Let’s get started with some important definitions.
Home Activity
Read pg. 164 - 165 in Navidi (2015). Fill in the following definitions.
12.1.2. Definitions#
Error:
Systematic Error / Bias:
Random Error:
Accuracy:
Unbiased:
Precision:
Random / Statistical Uncertainty:
12.1.3. Accuracy vs. Precision#
Target practice is a classic example used to explain how accuracy and precision are different:
Home Activity
Write captions for each figure. Using target practice as an example, explain how accuracy and precision are different.
Home Activity Answers:
(Write captions for each figure.)
A:
B:
C:
D:
(In 1 sentence, explain how accuracy and precision are different.)
Explanation:
Home Activity
Answer the following multiple choice question. Store your answer in the integer variable ans_16a_1.
12.1.4. Practice Problem 1#
The boiling point of water at sea level is measures four times. The results are 110.01 °C, 110.02 °C, 109.99 °C, and 110.01 °C. Which is the following statements best describes the measuring process:
Accurate but not precise
Precise but not accurate
Neither accuracy nor precise
Both accurate and precise
# Add your solution here
# Removed autograder test. You may delete this cell.
Armed with those definitions, we can beginning to connect experimental measurements with probability theory. Here are some key ideas:
A measured value is a random variable with mean \(\mu\) and standard deviation \(\sigma\).
The bias in the measuring process is the difference between the mean measurement and the true value: Bias = \(\mu\) - true value
The uncertainty in the measuring process is the standard deviation \(\sigma\).
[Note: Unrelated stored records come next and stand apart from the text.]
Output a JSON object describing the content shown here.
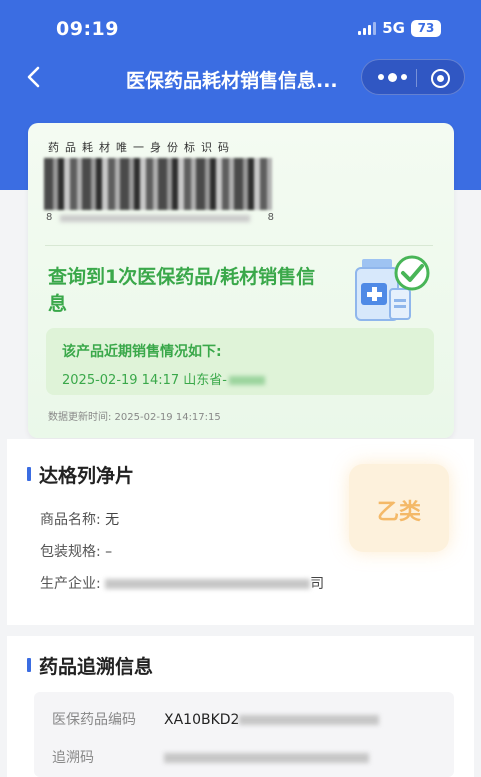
{
  "status_bar": {
    "time": "09:19",
    "network": "5G",
    "battery": "73"
  },
  "nav": {
    "title": "医保药品耗材销售信息..."
  },
  "card": {
    "code_label": "药品耗材唯一身份标识码",
    "barcode_start": "8",
    "barcode_end": "8",
    "result_text": "查询到1次医保药品/耗材销售信息",
    "sales_title": "该产品近期销售情况如下:",
    "sales_record": "2025-02-19 14:17 山东省-",
    "update_time": "数据更新时间: 2025-02-19 14:17:15"
  },
  "product": {
    "title": "达格列净片",
    "badge": "乙类",
    "name_label": "商品名称:",
    "name_value": "无",
    "spec_label": "包装规格:",
    "spec_value": "–",
    "maker_label": "生产企业:",
    "maker_suffix": "司"
  },
  "trace": {
    "title": "药品追溯信息",
    "rows": [
      {
        "label": "医保药品编码",
        "value": "XA10BKD2"
      },
      {
        "label": "追溯码",
        "value": ""
      }
    ]
  },
  "colors": {
    "primary": "#3b6de2",
    "green": "#3aa84a",
    "badge": "#f4b968"
  },
  "icons": [
    "signal-icon",
    "back-arrow-icon",
    "more-dots-icon",
    "close-target-icon",
    "medicine-check-icon"
  ]
}
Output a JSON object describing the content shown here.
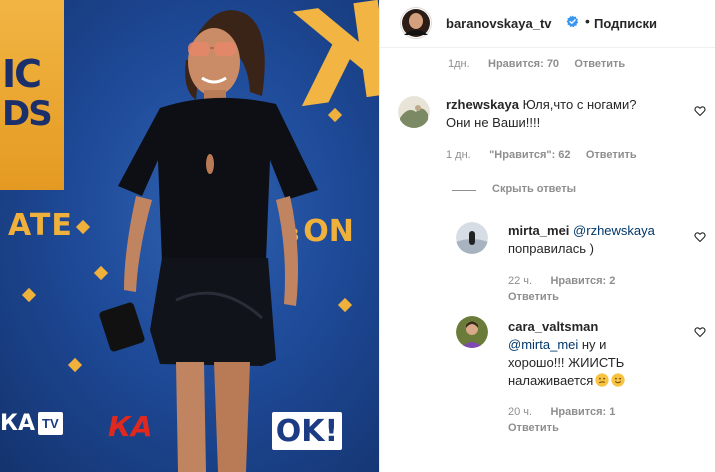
{
  "photo": {
    "banner_top": "IC",
    "banner_mid": "DS",
    "banner_ate": "ATE",
    "logo_letter": "Ж",
    "v_on_small": "в",
    "v_on": "ON",
    "logo_tv_k": "КА",
    "logo_tv": "TV",
    "logo_ka": "КА",
    "logo_ok": "OK!"
  },
  "header": {
    "username": "baranovskaya_tv",
    "dot": "•",
    "follow_label": "Подписки"
  },
  "cut_row": {
    "time": "1дн.",
    "likes": "Нравится: 70",
    "reply": "Ответить"
  },
  "comments": [
    {
      "username": "rzhewskaya",
      "text_line1": "Юля,что с ногами?",
      "text_line2": "Они не Ваши!!!!",
      "time": "1 дн.",
      "likes": "\"Нравится\": 62",
      "reply": "Ответить"
    }
  ],
  "hide_replies": "Скрыть ответы",
  "replies": [
    {
      "username": "mirta_mei",
      "mention": "@rzhewskaya",
      "text": "поправилась )",
      "time": "22 ч.",
      "likes": "Нравится: 2",
      "reply": "Ответить"
    },
    {
      "username": "cara_valtsman",
      "mention": "@mirta_mei",
      "text_after_mention": " ну и",
      "text_line2": "хорошо!!! ЖИИСТЬ",
      "text_line3": "налаживается",
      "time": "20 ч.",
      "likes": "Нравится: 1",
      "reply": "Ответить"
    }
  ],
  "icons": {
    "verified": "verified-badge-icon",
    "heart": "heart-outline-icon",
    "emoji1": "confused-face-emoji",
    "emoji2": "smiling-face-emoji"
  },
  "colors": {
    "verified_blue": "#3897f0",
    "mention_blue": "#00376b",
    "muted_gray": "#8e8e8e",
    "text": "#262626",
    "backdrop_blue": "#1e4a98",
    "accent_gold": "#f0b13c"
  }
}
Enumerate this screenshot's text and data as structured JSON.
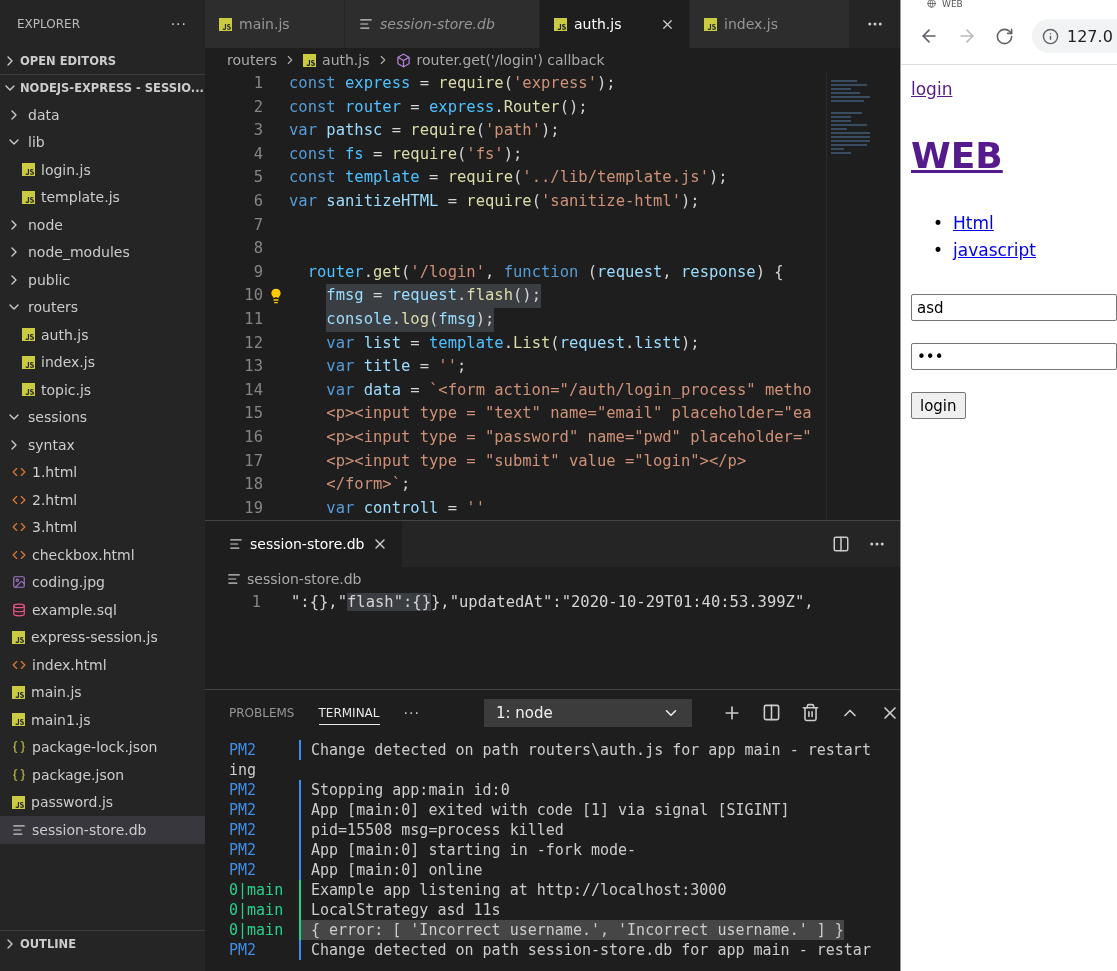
{
  "sidebar": {
    "title": "EXPLORER",
    "more": "···",
    "open_editors": {
      "title": "OPEN EDITORS",
      "expanded": false
    },
    "project": {
      "title": "NODEJS-EXPRESS - SESSIO...",
      "expanded": true,
      "items": [
        {
          "name": "data",
          "kind": "folder",
          "expanded": false,
          "selected": false
        },
        {
          "name": "lib",
          "kind": "folder",
          "expanded": true,
          "selected": false,
          "children": [
            {
              "name": "login.js",
              "kind": "js",
              "selected": false
            },
            {
              "name": "template.js",
              "kind": "js",
              "selected": false
            }
          ]
        },
        {
          "name": "node",
          "kind": "folder",
          "expanded": false,
          "selected": false
        },
        {
          "name": "node_modules",
          "kind": "folder",
          "expanded": false,
          "selected": false
        },
        {
          "name": "public",
          "kind": "folder",
          "expanded": false,
          "selected": false
        },
        {
          "name": "routers",
          "kind": "folder",
          "expanded": true,
          "selected": false,
          "children": [
            {
              "name": "auth.js",
              "kind": "js",
              "selected": false
            },
            {
              "name": "index.js",
              "kind": "js",
              "selected": false
            },
            {
              "name": "topic.js",
              "kind": "js",
              "selected": false
            }
          ]
        },
        {
          "name": "sessions",
          "kind": "folder",
          "expanded": true,
          "selected": false
        },
        {
          "name": "syntax",
          "kind": "folder",
          "expanded": false,
          "selected": false
        },
        {
          "name": "1.html",
          "kind": "html",
          "selected": false
        },
        {
          "name": "2.html",
          "kind": "html",
          "selected": false
        },
        {
          "name": "3.html",
          "kind": "html",
          "selected": false
        },
        {
          "name": "checkbox.html",
          "kind": "html",
          "selected": false
        },
        {
          "name": "coding.jpg",
          "kind": "image",
          "selected": false
        },
        {
          "name": "example.sql",
          "kind": "database",
          "selected": false
        },
        {
          "name": "express-session.js",
          "kind": "js",
          "selected": false
        },
        {
          "name": "index.html",
          "kind": "html",
          "selected": false
        },
        {
          "name": "main.js",
          "kind": "js",
          "selected": false
        },
        {
          "name": "main1.js",
          "kind": "js",
          "selected": false
        },
        {
          "name": "package-lock.json",
          "kind": "json",
          "selected": false
        },
        {
          "name": "package.json",
          "kind": "json",
          "selected": false
        },
        {
          "name": "password.js",
          "kind": "js",
          "selected": false
        },
        {
          "name": "session-store.db",
          "kind": "text",
          "selected": true
        }
      ]
    },
    "outline": {
      "title": "OUTLINE",
      "expanded": false
    }
  },
  "editor_tabs": [
    {
      "label": "main.js",
      "kind": "js",
      "selected": false,
      "preview": false
    },
    {
      "label": "session-store.db",
      "kind": "text",
      "selected": false,
      "preview": true
    },
    {
      "label": "auth.js",
      "kind": "js",
      "selected": true,
      "preview": false
    },
    {
      "label": "index.js",
      "kind": "js",
      "selected": false,
      "preview": false
    }
  ],
  "breadcrumbs": [
    {
      "label": "routers",
      "kind": "folder"
    },
    {
      "label": "auth.js",
      "kind": "js"
    },
    {
      "label": "router.get('/login') callback",
      "kind": "symbol"
    }
  ],
  "code": [
    {
      "number": "1",
      "kind": "top",
      "highlighted": false,
      "lightbulb": false,
      "tokens": [
        {
          "kind": "kw",
          "text": "const "
        },
        {
          "kind": "const",
          "text": "express"
        },
        {
          "kind": "punc",
          "text": " = "
        },
        {
          "kind": "fn",
          "text": "require"
        },
        {
          "kind": "punc",
          "text": "("
        },
        {
          "kind": "str",
          "text": "'express'"
        },
        {
          "kind": "punc",
          "text": ");"
        }
      ]
    },
    {
      "number": "2",
      "kind": "top",
      "highlighted": false,
      "lightbulb": false,
      "tokens": [
        {
          "kind": "kw",
          "text": "const "
        },
        {
          "kind": "const",
          "text": "router"
        },
        {
          "kind": "punc",
          "text": " = "
        },
        {
          "kind": "const",
          "text": "express"
        },
        {
          "kind": "punc",
          "text": "."
        },
        {
          "kind": "fn",
          "text": "Router"
        },
        {
          "kind": "punc",
          "text": "();"
        }
      ]
    },
    {
      "number": "3",
      "kind": "top",
      "highlighted": false,
      "lightbulb": false,
      "tokens": [
        {
          "kind": "kw",
          "text": "var "
        },
        {
          "kind": "var",
          "text": "pathsc"
        },
        {
          "kind": "punc",
          "text": " = "
        },
        {
          "kind": "fn",
          "text": "require"
        },
        {
          "kind": "punc",
          "text": "("
        },
        {
          "kind": "str",
          "text": "'path'"
        },
        {
          "kind": "punc",
          "text": ");"
        }
      ]
    },
    {
      "number": "4",
      "kind": "top",
      "highlighted": false,
      "lightbulb": false,
      "tokens": [
        {
          "kind": "kw",
          "text": "const "
        },
        {
          "kind": "const",
          "text": "fs"
        },
        {
          "kind": "punc",
          "text": " = "
        },
        {
          "kind": "fn",
          "text": "require"
        },
        {
          "kind": "punc",
          "text": "("
        },
        {
          "kind": "str",
          "text": "'fs'"
        },
        {
          "kind": "punc",
          "text": ");"
        }
      ]
    },
    {
      "number": "5",
      "kind": "top",
      "highlighted": false,
      "lightbulb": false,
      "tokens": [
        {
          "kind": "kw",
          "text": "const "
        },
        {
          "kind": "const",
          "text": "template"
        },
        {
          "kind": "punc",
          "text": " = "
        },
        {
          "kind": "fn",
          "text": "require"
        },
        {
          "kind": "punc",
          "text": "("
        },
        {
          "kind": "str",
          "text": "'../lib/template.js'"
        },
        {
          "kind": "punc",
          "text": ");"
        }
      ]
    },
    {
      "number": "6",
      "kind": "top",
      "highlighted": false,
      "lightbulb": false,
      "tokens": [
        {
          "kind": "kw",
          "text": "var "
        },
        {
          "kind": "var",
          "text": "sanitizeHTML"
        },
        {
          "kind": "punc",
          "text": " = "
        },
        {
          "kind": "fn",
          "text": "require"
        },
        {
          "kind": "punc",
          "text": "("
        },
        {
          "kind": "str",
          "text": "'sanitize-html'"
        },
        {
          "kind": "punc",
          "text": ");"
        }
      ]
    },
    {
      "number": "7",
      "kind": "blank",
      "highlighted": false,
      "lightbulb": false
    },
    {
      "number": "8",
      "kind": "blank",
      "highlighted": false,
      "lightbulb": false
    },
    {
      "number": "9",
      "kind": "call",
      "highlighted": false,
      "lightbulb": false,
      "tokens": [
        {
          "kind": "const",
          "text": "router"
        },
        {
          "kind": "punc",
          "text": "."
        },
        {
          "kind": "fn",
          "text": "get"
        },
        {
          "kind": "punc",
          "text": "("
        },
        {
          "kind": "str",
          "text": "'/login'"
        },
        {
          "kind": "punc",
          "text": ", "
        },
        {
          "kind": "kw",
          "text": "function"
        },
        {
          "kind": "punc",
          "text": " ("
        },
        {
          "kind": "var",
          "text": "request"
        },
        {
          "kind": "punc",
          "text": ", "
        },
        {
          "kind": "var",
          "text": "response"
        },
        {
          "kind": "punc",
          "text": ") {"
        }
      ]
    },
    {
      "number": "10",
      "kind": "body",
      "highlighted": true,
      "lightbulb": true,
      "tokens": [
        {
          "kind": "var",
          "text": "fmsg"
        },
        {
          "kind": "punc",
          "text": " = "
        },
        {
          "kind": "var",
          "text": "request"
        },
        {
          "kind": "punc",
          "text": "."
        },
        {
          "kind": "fn",
          "text": "flash"
        },
        {
          "kind": "punc",
          "text": "();"
        }
      ]
    },
    {
      "number": "11",
      "kind": "body",
      "highlighted": true,
      "lightbulb": false,
      "tokens": [
        {
          "kind": "var",
          "text": "console"
        },
        {
          "kind": "punc",
          "text": "."
        },
        {
          "kind": "fn",
          "text": "log"
        },
        {
          "kind": "punc",
          "text": "("
        },
        {
          "kind": "var",
          "text": "fmsg"
        },
        {
          "kind": "punc",
          "text": ");"
        }
      ]
    },
    {
      "number": "12",
      "kind": "body",
      "highlighted": false,
      "lightbulb": false,
      "tokens": [
        {
          "kind": "kw",
          "text": "var "
        },
        {
          "kind": "var",
          "text": "list"
        },
        {
          "kind": "punc",
          "text": " = "
        },
        {
          "kind": "const",
          "text": "template"
        },
        {
          "kind": "punc",
          "text": "."
        },
        {
          "kind": "fn",
          "text": "List"
        },
        {
          "kind": "punc",
          "text": "("
        },
        {
          "kind": "var",
          "text": "request"
        },
        {
          "kind": "punc",
          "text": "."
        },
        {
          "kind": "var",
          "text": "listt"
        },
        {
          "kind": "punc",
          "text": ");"
        }
      ]
    },
    {
      "number": "13",
      "kind": "body",
      "highlighted": false,
      "lightbulb": false,
      "tokens": [
        {
          "kind": "kw",
          "text": "var "
        },
        {
          "kind": "var",
          "text": "title"
        },
        {
          "kind": "punc",
          "text": " = "
        },
        {
          "kind": "str",
          "text": "''"
        },
        {
          "kind": "punc",
          "text": ";"
        }
      ]
    },
    {
      "number": "14",
      "kind": "body",
      "highlighted": false,
      "lightbulb": false,
      "tokens": [
        {
          "kind": "kw",
          "text": "var "
        },
        {
          "kind": "var",
          "text": "data"
        },
        {
          "kind": "punc",
          "text": " = "
        },
        {
          "kind": "str",
          "text": "`<form action=\"/auth/login_process\" metho"
        }
      ]
    },
    {
      "number": "15",
      "kind": "body",
      "highlighted": false,
      "lightbulb": false,
      "tokens": [
        {
          "kind": "str",
          "text": "<p><input type = \"text\" name=\"email\" placeholder=\"ea"
        }
      ]
    },
    {
      "number": "16",
      "kind": "body",
      "highlighted": false,
      "lightbulb": false,
      "tokens": [
        {
          "kind": "str",
          "text": "<p><input type = \"password\" name=\"pwd\" placeholder=\""
        }
      ]
    },
    {
      "number": "17",
      "kind": "body",
      "highlighted": false,
      "lightbulb": false,
      "tokens": [
        {
          "kind": "str",
          "text": "<p><input type = \"submit\" value =\"login\"></p>"
        }
      ]
    },
    {
      "number": "18",
      "kind": "body",
      "highlighted": false,
      "lightbulb": false,
      "tokens": [
        {
          "kind": "str",
          "text": "</form>`"
        },
        {
          "kind": "punc",
          "text": ";"
        }
      ]
    },
    {
      "number": "19",
      "kind": "body",
      "highlighted": false,
      "lightbulb": false,
      "tokens": [
        {
          "kind": "kw",
          "text": "var "
        },
        {
          "kind": "var",
          "text": "controll"
        },
        {
          "kind": "punc",
          "text": " = "
        },
        {
          "kind": "str",
          "text": "''"
        }
      ]
    }
  ],
  "second_editor": {
    "tab": {
      "label": "session-store.db",
      "selected": true
    },
    "breadcrumb": "session-store.db",
    "line": {
      "number": "1",
      "segments": [
        {
          "text": "\":{},\"",
          "highlighted": false
        },
        {
          "text": "flash\":{}",
          "highlighted": true
        },
        {
          "text": "},\"updatedAt\":\"2020-10-29T01:40:53.399Z\",",
          "highlighted": false
        }
      ]
    }
  },
  "panel": {
    "tabs": [
      {
        "label": "PROBLEMS",
        "selected": false
      },
      {
        "label": "TERMINAL",
        "selected": true
      }
    ],
    "more": "···",
    "terminal_select": "1: node",
    "lines": [
      {
        "source": "PM2",
        "kind": "pm2",
        "text": "Change detected on path routers\\auth.js for app main - restart",
        "highlighted": false
      },
      {
        "kind": "wrap",
        "text": "ing",
        "highlighted": false
      },
      {
        "source": "PM2",
        "kind": "pm2",
        "text": "Stopping app:main id:0",
        "highlighted": false
      },
      {
        "source": "PM2",
        "kind": "pm2",
        "text": "App [main:0] exited with code [1] via signal [SIGINT]",
        "highlighted": false
      },
      {
        "source": "PM2",
        "kind": "pm2",
        "text": "pid=15508 msg=process killed",
        "highlighted": false
      },
      {
        "source": "PM2",
        "kind": "pm2",
        "text": "App [main:0] starting in -fork mode-",
        "highlighted": false
      },
      {
        "source": "PM2",
        "kind": "pm2",
        "text": "App [main:0] online",
        "highlighted": false
      },
      {
        "source": "0|main",
        "kind": "app",
        "text": "Example app listening at http://localhost:3000",
        "highlighted": false
      },
      {
        "source": "0|main",
        "kind": "app",
        "text": "LocalStrategy asd 11s",
        "highlighted": false
      },
      {
        "source": "0|main",
        "kind": "app",
        "text": "{ error: [ 'Incorrect username.', 'Incorrect username.' ] }",
        "highlighted": true
      },
      {
        "source": "PM2",
        "kind": "pm2",
        "text": "Change detected on path session-store.db for app main - restar",
        "highlighted": false
      }
    ]
  },
  "browser": {
    "tab_title": "WEB",
    "address": "127.0",
    "page": {
      "top_link": "login",
      "heading": "WEB",
      "list": [
        {
          "bullet": "•",
          "label": "Html",
          "visited": false
        },
        {
          "bullet": "•",
          "label": "javascript",
          "visited": false
        }
      ],
      "fields": [
        {
          "value": "asd"
        },
        {
          "value": "•••"
        }
      ],
      "submit": "login"
    }
  }
}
The smaller the bias, the more accurate the measuring process.
The smaller the uncertainty, the more precise the measuring process.
A key idea in statistical analysis is to use a sample, e.g., data gathered from repeat experiments, to estimate the population mean and variance. For example, imagine we wanted to know the weight of a brick. From repeated measurements on a scale, we could compute a sample mean and standard deviation. This is an estimate to the population true weight of the brick (population mean) random noise from the scale (population standard deviation).
Let \(X_1\), \(X_2\), …, \(X_n\), be independent measurements, all made by the same process on the same quantity.
The sample standard deviation \(s\) can be used to estimate the uncertainty.
Estimates of uncertainty are often crude, especially when based on sample samples.
If the true value is know, the sample mean \(\bar{X}\) can be used to estimate the bias: Bias \(\approx\) \(\bar{X}\) - true value
If the true value is unknown, the bias cannot be estimated from repeat measurements.
12.1.5. Practice Problem 2#
Home Activity
Answer the following true false questions. Store your answer in the dictionary ans_16a_2. Use the integers 1, 2, 3, and 4 as the keys. Record strings ‘F’ or ‘T’ as the values.
The weight of an object is given as 67.2 \(\pm\) 0.3g. True of false:
The weight was measured to be 67.2 g.
The true weight of the object is 67.2 g.
The bias in the measurement is 0.3 g.
The uncertainty in the measurement is 0.3 g.
# Create dictionary to store the answers
ans_16a_2 = {}
# Add your solution here
# Removed autograder test. You may delete this cell.